Frank Robinson and Tommy Harper rapped four hits each tonight in leading the Cincinnati Reds to a 5–3 triumph over the Chicago Cubs.
Washington Senators 5, Baltimore Orioles 2
Boston Red Sox 1, Chicago White Sox 10
Chicago Cubs 3, Cincinnati Reds 5
Minnesota Twins 11, Cleveland Indians 1
California Angels 4, Detroit Tigers 3
New York Mets 2, Houston Astros 3
Pittsburgh Pirates 4, Los Angeles Dodgers 5
St.

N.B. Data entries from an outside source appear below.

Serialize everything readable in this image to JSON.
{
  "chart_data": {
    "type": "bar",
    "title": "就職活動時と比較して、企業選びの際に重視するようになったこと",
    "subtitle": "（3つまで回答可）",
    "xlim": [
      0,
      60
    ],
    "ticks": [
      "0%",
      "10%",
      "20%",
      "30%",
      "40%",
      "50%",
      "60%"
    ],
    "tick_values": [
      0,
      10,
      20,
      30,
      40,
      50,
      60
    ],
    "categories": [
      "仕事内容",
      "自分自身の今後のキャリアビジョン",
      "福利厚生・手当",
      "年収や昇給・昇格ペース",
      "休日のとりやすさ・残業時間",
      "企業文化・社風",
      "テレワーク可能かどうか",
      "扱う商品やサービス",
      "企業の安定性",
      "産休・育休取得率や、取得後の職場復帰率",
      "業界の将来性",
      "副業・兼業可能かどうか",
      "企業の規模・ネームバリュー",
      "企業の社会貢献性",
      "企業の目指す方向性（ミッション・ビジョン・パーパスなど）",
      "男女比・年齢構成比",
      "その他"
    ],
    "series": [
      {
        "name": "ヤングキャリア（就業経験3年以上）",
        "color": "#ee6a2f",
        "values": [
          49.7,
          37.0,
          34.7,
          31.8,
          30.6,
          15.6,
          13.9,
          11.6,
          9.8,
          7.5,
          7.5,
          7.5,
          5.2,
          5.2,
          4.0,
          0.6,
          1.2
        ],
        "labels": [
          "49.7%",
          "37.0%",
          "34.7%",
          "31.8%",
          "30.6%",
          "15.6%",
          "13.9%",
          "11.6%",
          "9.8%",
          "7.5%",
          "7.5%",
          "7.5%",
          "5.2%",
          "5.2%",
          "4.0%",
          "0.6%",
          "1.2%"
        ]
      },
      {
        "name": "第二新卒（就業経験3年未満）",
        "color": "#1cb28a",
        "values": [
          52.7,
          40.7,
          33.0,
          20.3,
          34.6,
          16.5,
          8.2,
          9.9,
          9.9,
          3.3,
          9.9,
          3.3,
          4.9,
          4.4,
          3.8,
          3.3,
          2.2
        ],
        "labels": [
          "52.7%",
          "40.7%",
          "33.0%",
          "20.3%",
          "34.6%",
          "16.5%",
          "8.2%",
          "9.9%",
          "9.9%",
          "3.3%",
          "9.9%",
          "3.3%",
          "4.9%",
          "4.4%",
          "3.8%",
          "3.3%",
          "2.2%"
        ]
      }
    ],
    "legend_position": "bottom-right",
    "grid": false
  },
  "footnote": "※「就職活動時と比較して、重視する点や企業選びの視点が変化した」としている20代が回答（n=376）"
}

Louis Cardinals 5, Milwaukee Braves 9
Philadelphia Phillies 13, San Francisco Giants 14
Born:
Courtenay Becker-Dey, American Europe class sailor (Olympic bronze medal, 1996), in Greenwich, Connecticut.
Bob MacDonald, MLB pitcher (Toronto Blue Jays, Detroit Tigers, New York Yankees, New York Mets), in East Orange, New Jersey.
Paul Miller, MLB pitcher (Pittsburgh Pirates), in Burlington, Wisconsin.
Doug Rothschild, NFL linebacker (Chicago Bears), in Sunnyvale, California.
Yves Heroux, Canadian NHL right wing (Quebec Nordiques), in Terrebonne, Quebec, Canada.
Anna Chancellor, English actress (“Four Weddings and a Funeral”, “The Hour”); in Richmond, London, England, United Kingdom.
Rob Squires, American rock bassist (Big Head Todd and the Monsters), in Denver, Colorado.
Died:
Edward R. Murrow, 57, pioneering American broadcast journalist, and later the director of the United States Information Agency; from lung cancer.
Alan Bunce, American radio and television actor (“Homicidal”, “Ethel & Albert”).
Lou Everett, 40, American test pilot and fighter pilot in two wars; in plane crash.